During one busy weekend in January, while plasma operations had paused, another upgrade was installed on JET. The item in question is called a 'collimator'. It weighs about 2 tonnes and it is made of layers of lead and polythene, contained in a stainless steel envelope.
To understand what a collimator is, consider when you were a child and your mother gave you a cardboard tube to play with. You probably put it to your eye and looked through it, pretending that it was a telescope. Of course it does not magnify the image that you see, but it simply limits your field of view, blocking out the surrounding bigger picture. This toy telescope is really a collimator. The main difference between this and JET's new collimator is that light is stopped by a thin layer of card, but the energetic neutrons from the JET plasma need layers of high density lead and of low density, hydrogen rich, polythene to slow them down.

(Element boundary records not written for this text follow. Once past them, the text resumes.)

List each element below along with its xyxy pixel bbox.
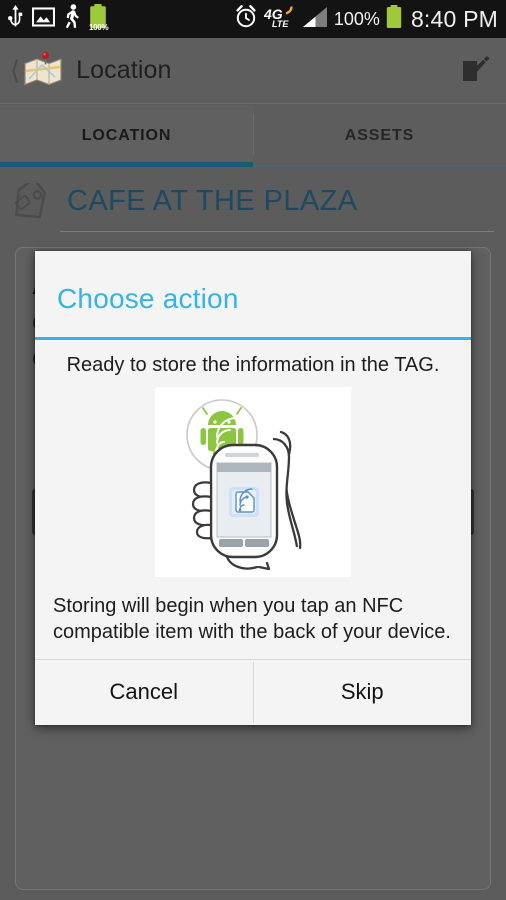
dialog-message-top: Ready to store the information in the TA… xyxy=(66,354,440,376)
dialog-body: Ready to store the information in the TA… xyxy=(35,340,471,659)
dialog-message-bottom: Storing will begin when you tap an NFC c… xyxy=(53,595,451,643)
dialog-button-bar: Cancel Skip xyxy=(35,659,471,725)
nfc-tap-phone-android-illustration xyxy=(155,387,351,577)
cancel-button[interactable]: Cancel xyxy=(35,660,253,725)
skip-button[interactable]: Skip xyxy=(253,660,471,725)
choose-action-dialog: Choose action Ready to store the informa… xyxy=(35,251,471,725)
dialog-title: Choose action xyxy=(57,283,239,314)
dialog-scrim: Choose action Ready to store the informa… xyxy=(0,0,506,900)
screen: 100% 4G LTE 100% 8:40 PM ⟨ Location LOCA… xyxy=(0,0,506,900)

The installation process was almost like an exercise in choreography. Different teams of people were required to complete the work at precisely scheduled times. The shielding doors had to be opened and the shielding beams lifted. 4,000 tonnes of concrete has to be moved to achieve this! The main crane was then able to carry the collimator and its stand into the torus hall. The crane operations team, the 'riggers' had to be ready. A team of scaffolders built a tower a few metres high, for the team of fitters to work from. First the stand was lifted into place and bolted to an existing component. The positions of the feet were then marked on the concrete floor and the stand was lifted away so that the floor could be drilled. Then the stand was re-installed, bolted into position, and the collimator lifted into position, aligned and secured.